We are busy, and many of us have “hyper-attention” and do too much such that we do not tend to contemplate or to concentrate. Instead of caring for our souls, we complete our tasks. Many of us allow meaningful exercises fall away, such as writing poetry, going to yoga class, journaling, sketching, pausing over poetry, or going on walks. Many of us multi-task among digital or physical worlds—listening to music while reading, checking Facebook or E-mail while writing an essay, eating while doing homework, texting while walking to class or during any interim moment of waiting.
Pieper instructed me not to hyper-attend to the many sensory stimuli around me, but rather to practice the “asceticism of perception.” This practice means periodically abstaining from sense stimuli in order to moderate the quality and quantity of stimuli we sense, especially in order to keep ourselves from being persons who take in stimuli merely for the sake of sensationalism rather than for perception and understanding. This insight could help those of us who feel driven by many tasks.
Pieper illustrates the problem of taking in senses for the sake of curiosity and sensationalism — seeing just to see rather than to “perceive reality.” This can cause us to create a false reality. For instance, when I watch a video, flip through a magazine, or walk through a shopping mall, a deluge of images and sounds say how my life could be and that if it were so, it would be better. These images and sounds can create a false reality — a simulacrum — of what life could and should be, such that I no longer perceive how reality truly is. I don’t see the goodness and worth of my Ugg boots when I could wear Anne Klein fashion boots.

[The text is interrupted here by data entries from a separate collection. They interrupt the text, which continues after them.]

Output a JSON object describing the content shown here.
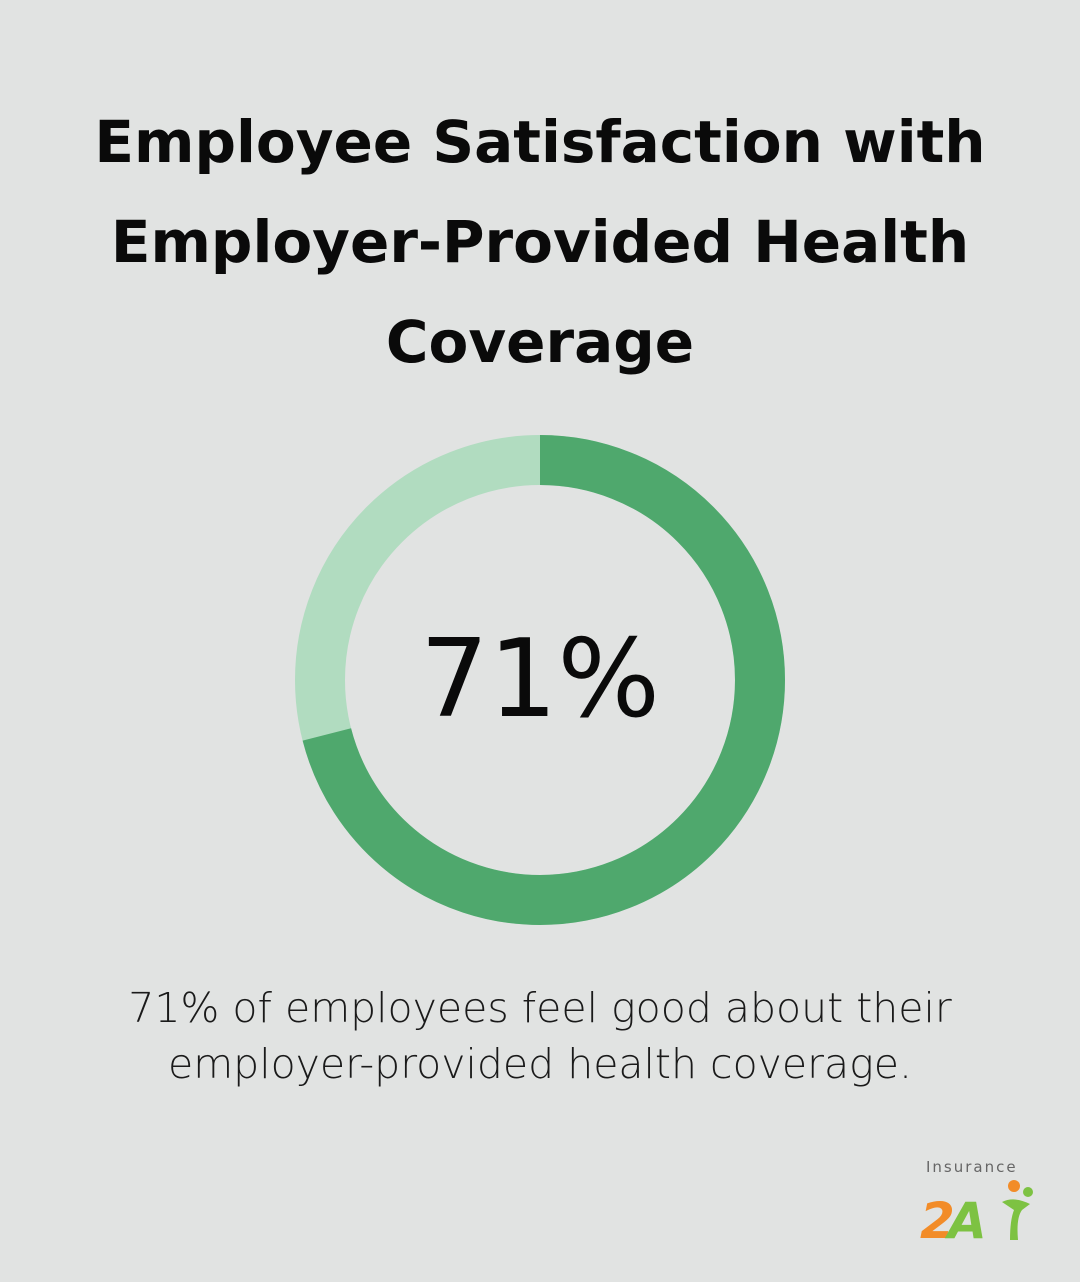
{
  "chart_data": {
    "type": "pie",
    "title": "Employee Satisfaction with Employer-Provided Health Coverage",
    "center_label": "71%",
    "values": [
      71,
      29
    ],
    "colors": [
      "#4fa86d",
      "#b1dcc0"
    ]
  },
  "caption": "71% of employees feel good about their employer-provided health coverage.",
  "logo": {
    "text": "Insurance",
    "colors": {
      "orange": "#f28c28",
      "green": "#7dc242"
    }
  }
}
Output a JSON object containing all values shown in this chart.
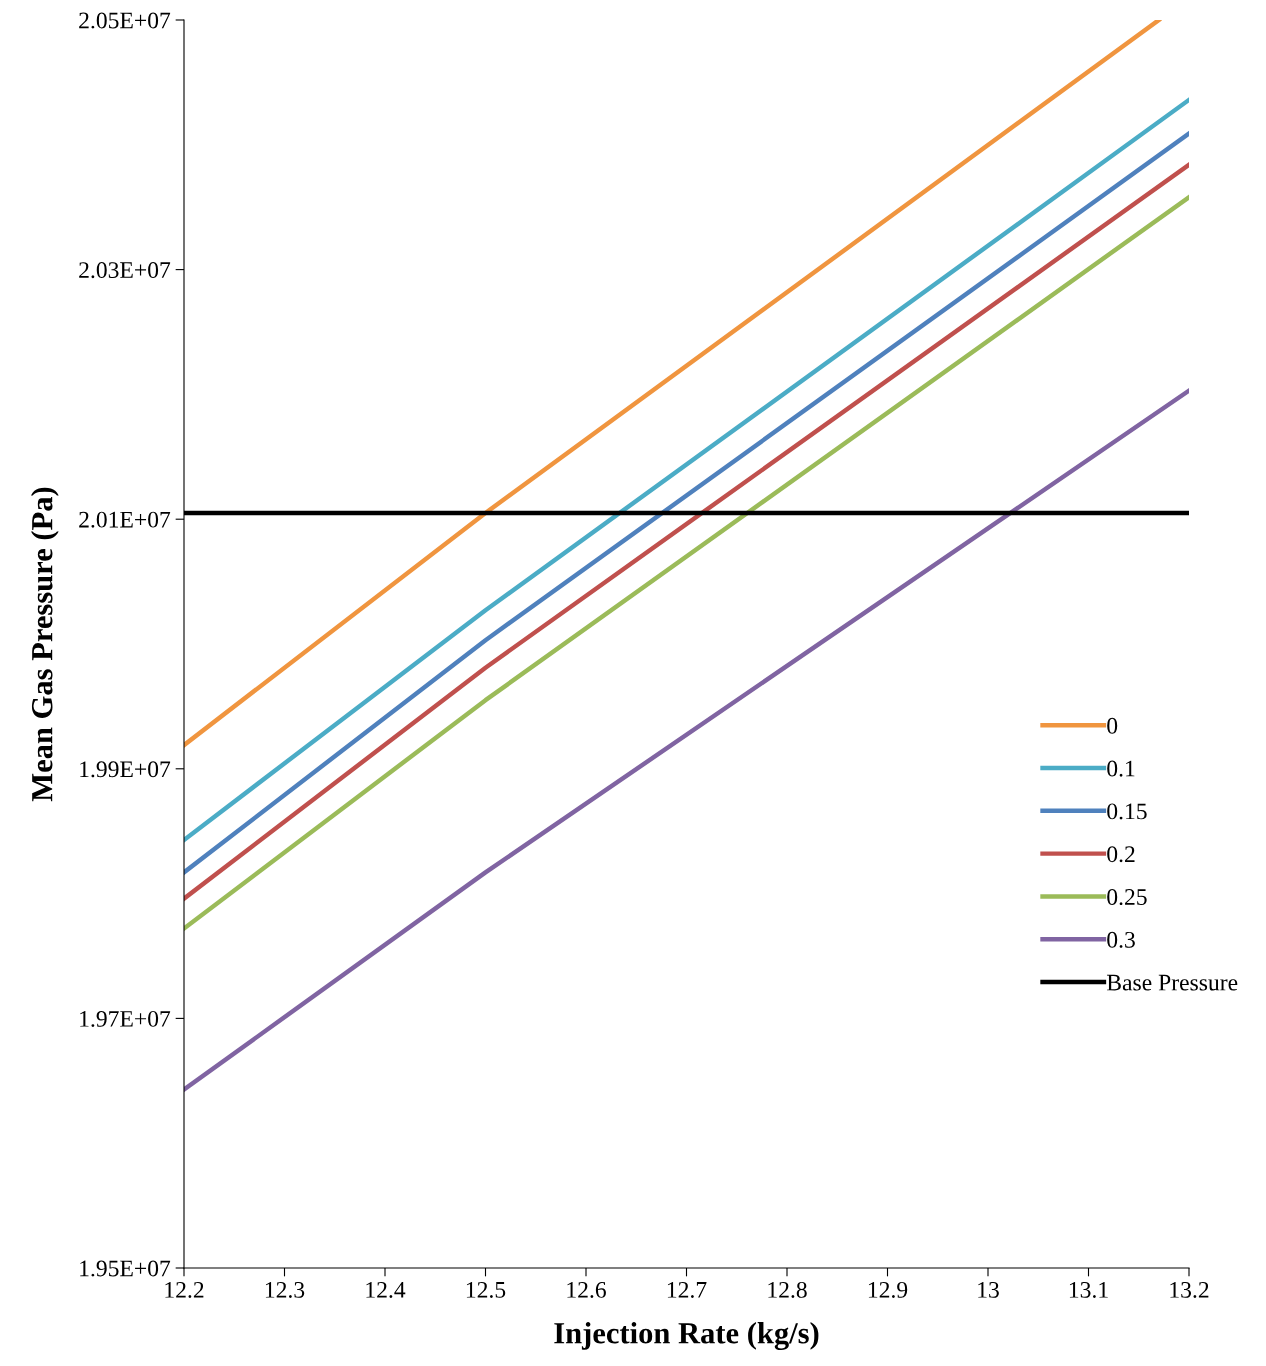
{
  "chart_data": {
    "type": "line",
    "xlabel": "Injection Rate (kg/s)",
    "ylabel": "Mean Gas Pressure (Pa)",
    "xlim": [
      12.2,
      13.2
    ],
    "xticks": [
      12.2,
      12.3,
      12.4,
      12.5,
      12.6,
      12.7,
      12.8,
      12.9,
      13,
      13.1,
      13.2
    ],
    "ylim": [
      19500000,
      20500000
    ],
    "yticks": [
      {
        "value": 19500000,
        "label": "1.95E+07"
      },
      {
        "value": 19700000,
        "label": "1.97E+07"
      },
      {
        "value": 19900000,
        "label": "1.99E+07"
      },
      {
        "value": 20100000,
        "label": "2.01E+07"
      },
      {
        "value": 20300000,
        "label": "2.03E+07"
      },
      {
        "value": 20500000,
        "label": "2.05E+07"
      }
    ],
    "grid": false,
    "legend": "right",
    "marker": "none",
    "line_style": "solid",
    "series": [
      {
        "name": "0",
        "color": "#f0953f",
        "x": [
          12.2,
          12.5,
          13.17
        ],
        "values": [
          19919000,
          20105000,
          20500000
        ]
      },
      {
        "name": "0.1",
        "color": "#4bacc6",
        "x": [
          12.2,
          12.5,
          13.2
        ],
        "values": [
          19843000,
          20027000,
          20436000
        ]
      },
      {
        "name": "0.15",
        "color": "#4f81bd",
        "x": [
          12.2,
          12.5,
          13.2
        ],
        "values": [
          19817000,
          20003000,
          20409000
        ]
      },
      {
        "name": "0.2",
        "color": "#c0504d",
        "x": [
          12.2,
          12.5,
          13.2
        ],
        "values": [
          19796000,
          19981000,
          20384000
        ]
      },
      {
        "name": "0.25",
        "color": "#9bbb59",
        "x": [
          12.2,
          12.5,
          13.2
        ],
        "values": [
          19772000,
          19955000,
          20358000
        ]
      },
      {
        "name": "0.3",
        "color": "#8064a2",
        "x": [
          12.2,
          12.5,
          13.2
        ],
        "values": [
          19643000,
          19817000,
          20203000
        ]
      },
      {
        "name": "Base Pressure",
        "color": "#000000",
        "x": [
          12.2,
          13.2
        ],
        "values": [
          20105000,
          20105000
        ]
      }
    ]
  }
}
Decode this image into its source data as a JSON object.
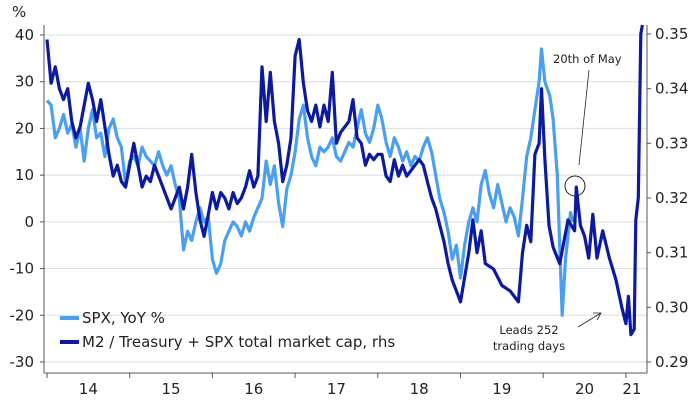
{
  "chart_data": {
    "type": "line",
    "title": "",
    "ylabel": "%",
    "ylabel_right": "",
    "ylim": [
      -30,
      40
    ],
    "ylim_right": [
      0.29,
      0.35
    ],
    "yticks": [
      "40",
      "30",
      "20",
      "10",
      "0",
      "-10",
      "-20",
      "-30"
    ],
    "yticks_values": [
      40,
      30,
      20,
      10,
      0,
      -10,
      -20,
      -30
    ],
    "yticks_right": [
      "0.35",
      "0.34",
      "0.33",
      "0.32",
      "0.31",
      "0.30",
      "0.29"
    ],
    "yticks_right_values": [
      0.35,
      0.34,
      0.33,
      0.32,
      0.31,
      0.3,
      0.29
    ],
    "xlim": [
      2014,
      2021.25
    ],
    "xtick_labels": [
      "14",
      "15",
      "16",
      "17",
      "18",
      "19",
      "20",
      "21"
    ],
    "grid": true,
    "legend_position": "bottom-left",
    "colors": {
      "spx": "#4a9ff0",
      "m2": "#0d1a9e",
      "grid": "#d8dde4",
      "axis": "#555"
    },
    "series": [
      {
        "name": "SPX, YoY %",
        "axis": "left",
        "x": [
          2014.0,
          2014.05,
          2014.1,
          2014.15,
          2014.2,
          2014.25,
          2014.3,
          2014.35,
          2014.4,
          2014.45,
          2014.5,
          2014.55,
          2014.6,
          2014.65,
          2014.7,
          2014.75,
          2014.8,
          2014.85,
          2014.9,
          2014.95,
          2015.0,
          2015.05,
          2015.1,
          2015.15,
          2015.2,
          2015.25,
          2015.3,
          2015.35,
          2015.4,
          2015.45,
          2015.5,
          2015.55,
          2015.6,
          2015.65,
          2015.7,
          2015.75,
          2015.8,
          2015.85,
          2015.9,
          2015.95,
          2016.0,
          2016.05,
          2016.1,
          2016.15,
          2016.2,
          2016.25,
          2016.3,
          2016.35,
          2016.4,
          2016.45,
          2016.5,
          2016.55,
          2016.6,
          2016.65,
          2016.7,
          2016.75,
          2016.8,
          2016.85,
          2016.9,
          2016.95,
          2017.0,
          2017.05,
          2017.1,
          2017.15,
          2017.2,
          2017.25,
          2017.3,
          2017.35,
          2017.4,
          2017.45,
          2017.5,
          2017.55,
          2017.6,
          2017.65,
          2017.7,
          2017.75,
          2017.8,
          2017.85,
          2017.9,
          2017.95,
          2018.0,
          2018.05,
          2018.1,
          2018.15,
          2018.2,
          2018.25,
          2018.3,
          2018.35,
          2018.4,
          2018.45,
          2018.5,
          2018.55,
          2018.6,
          2018.65,
          2018.7,
          2018.75,
          2018.8,
          2018.85,
          2018.9,
          2018.95,
          2019.0,
          2019.05,
          2019.1,
          2019.15,
          2019.2,
          2019.25,
          2019.3,
          2019.35,
          2019.4,
          2019.45,
          2019.5,
          2019.55,
          2019.6,
          2019.65,
          2019.7,
          2019.75,
          2019.8,
          2019.85,
          2019.9,
          2019.95,
          2019.98,
          2020.02,
          2020.08,
          2020.12,
          2020.17,
          2020.2,
          2020.23,
          2020.27,
          2020.3,
          2020.33,
          2020.36
        ],
        "y": [
          26,
          25,
          18,
          20,
          23,
          19,
          21,
          16,
          20,
          13,
          20,
          24,
          18,
          19,
          14,
          20,
          22,
          18,
          16,
          8,
          13,
          14,
          12,
          16,
          14,
          13,
          12,
          15,
          12,
          10,
          12,
          8,
          5,
          -6,
          -2,
          -4,
          0,
          3,
          0,
          1,
          -8,
          -11,
          -9,
          -4,
          -2,
          0,
          -1,
          -3,
          0,
          -2,
          1,
          3,
          5,
          13,
          8,
          12,
          4,
          -1,
          7,
          10,
          15,
          22,
          25,
          18,
          14,
          12,
          16,
          15,
          16,
          18,
          14,
          13,
          15,
          17,
          16,
          20,
          24,
          19,
          17,
          20,
          25,
          22,
          17,
          14,
          18,
          16,
          13,
          15,
          12,
          14,
          13,
          16,
          18,
          15,
          10,
          5,
          2,
          -2,
          -8,
          -5,
          -12,
          -5,
          0,
          3,
          0,
          8,
          11,
          6,
          3,
          8,
          4,
          0,
          3,
          1,
          -3,
          5,
          14,
          18,
          24,
          30,
          37,
          30,
          27,
          22,
          10,
          -5,
          -20,
          -8,
          -3,
          2,
          0
        ]
      },
      {
        "name": "M2 / Treasury + SPX total market cap, rhs",
        "axis": "right",
        "x": [
          2014.0,
          2014.05,
          2014.1,
          2014.15,
          2014.2,
          2014.25,
          2014.3,
          2014.35,
          2014.4,
          2014.45,
          2014.5,
          2014.55,
          2014.6,
          2014.65,
          2014.7,
          2014.75,
          2014.8,
          2014.85,
          2014.9,
          2014.95,
          2015.0,
          2015.05,
          2015.1,
          2015.15,
          2015.2,
          2015.25,
          2015.3,
          2015.35,
          2015.4,
          2015.45,
          2015.5,
          2015.55,
          2015.6,
          2015.65,
          2015.7,
          2015.75,
          2015.8,
          2015.85,
          2015.9,
          2015.95,
          2016.0,
          2016.05,
          2016.1,
          2016.15,
          2016.2,
          2016.25,
          2016.3,
          2016.35,
          2016.4,
          2016.45,
          2016.5,
          2016.55,
          2016.6,
          2016.65,
          2016.7,
          2016.75,
          2016.8,
          2016.85,
          2016.9,
          2016.95,
          2017.0,
          2017.05,
          2017.1,
          2017.15,
          2017.2,
          2017.25,
          2017.3,
          2017.35,
          2017.4,
          2017.45,
          2017.5,
          2017.55,
          2017.6,
          2017.65,
          2017.7,
          2017.75,
          2017.8,
          2017.85,
          2017.9,
          2017.95,
          2018.0,
          2018.05,
          2018.1,
          2018.15,
          2018.2,
          2018.25,
          2018.3,
          2018.35,
          2018.4,
          2018.45,
          2018.5,
          2018.55,
          2018.6,
          2018.65,
          2018.7,
          2018.75,
          2018.8,
          2018.85,
          2018.9,
          2018.95,
          2019.0,
          2019.1,
          2019.15,
          2019.2,
          2019.25,
          2019.3,
          2019.4,
          2019.5,
          2019.6,
          2019.7,
          2019.75,
          2019.8,
          2019.85,
          2019.9,
          2019.95,
          2019.98,
          2020.02,
          2020.07,
          2020.12,
          2020.2,
          2020.25,
          2020.3,
          2020.38,
          2020.4,
          2020.45,
          2020.5,
          2020.55,
          2020.6,
          2020.65,
          2020.72,
          2020.8,
          2020.88,
          2020.95,
          2021.0,
          2021.03,
          2021.06,
          2021.1,
          2021.12,
          2021.15,
          2021.18,
          2021.2
        ],
        "y": [
          0.349,
          0.341,
          0.344,
          0.34,
          0.338,
          0.34,
          0.334,
          0.331,
          0.333,
          0.337,
          0.341,
          0.338,
          0.334,
          0.338,
          0.333,
          0.328,
          0.324,
          0.326,
          0.323,
          0.322,
          0.326,
          0.33,
          0.326,
          0.322,
          0.324,
          0.323,
          0.326,
          0.324,
          0.322,
          0.32,
          0.318,
          0.32,
          0.322,
          0.318,
          0.322,
          0.328,
          0.321,
          0.316,
          0.313,
          0.317,
          0.321,
          0.318,
          0.321,
          0.32,
          0.318,
          0.321,
          0.319,
          0.32,
          0.322,
          0.325,
          0.322,
          0.324,
          0.344,
          0.334,
          0.343,
          0.334,
          0.33,
          0.323,
          0.326,
          0.331,
          0.346,
          0.349,
          0.341,
          0.336,
          0.334,
          0.337,
          0.333,
          0.337,
          0.334,
          0.343,
          0.33,
          0.332,
          0.333,
          0.334,
          0.338,
          0.331,
          0.33,
          0.326,
          0.328,
          0.327,
          0.328,
          0.328,
          0.324,
          0.323,
          0.327,
          0.324,
          0.326,
          0.324,
          0.325,
          0.326,
          0.327,
          0.326,
          0.323,
          0.32,
          0.318,
          0.315,
          0.312,
          0.308,
          0.305,
          0.303,
          0.301,
          0.31,
          0.316,
          0.31,
          0.314,
          0.308,
          0.307,
          0.304,
          0.303,
          0.301,
          0.31,
          0.315,
          0.312,
          0.328,
          0.33,
          0.34,
          0.327,
          0.315,
          0.311,
          0.308,
          0.312,
          0.316,
          0.314,
          0.322,
          0.315,
          0.313,
          0.309,
          0.317,
          0.309,
          0.314,
          0.309,
          0.305,
          0.3,
          0.297,
          0.302,
          0.295,
          0.296,
          0.316,
          0.32,
          0.35,
          0.352
        ]
      }
    ],
    "annotations": {
      "may": "20th of May",
      "leads_line1": "Leads 252",
      "leads_line2": "trading days"
    }
  }
}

As Pieper writes, “This disorder [of consuming too many vain sights and sounds] obstructs the original power of man to perceive reality.” Pieper suggests that instead, we should close ourselves from our senses — not constantly, but periodically — in order to “attain reality and truth.” Practicing “asceticism of perception” could allow us “to perceive the reality of God and of creation and to shape [ourselves] and the world by the truth that discloses itself only in silence.” When one closes oneself to “empty sights and sounds,” one can better know God by perceiving who He really is.
This has encouraged me not to do homework on Sundays. There are other ways we can fast from vain sights and sounds. For instance, we could ruminate over a poem, run outside without headphones, journal or write imaginatively, meditate on God’s Word to us, pray, fast from food or bad habits, or contact someone who has been on our mind. These are ways we can moderate the senses we consume and to listen to God. Most of us will always have tasks to do, but we need to learn to discipline ourselves to set them aside in order to perceive the reality of God and of His creation.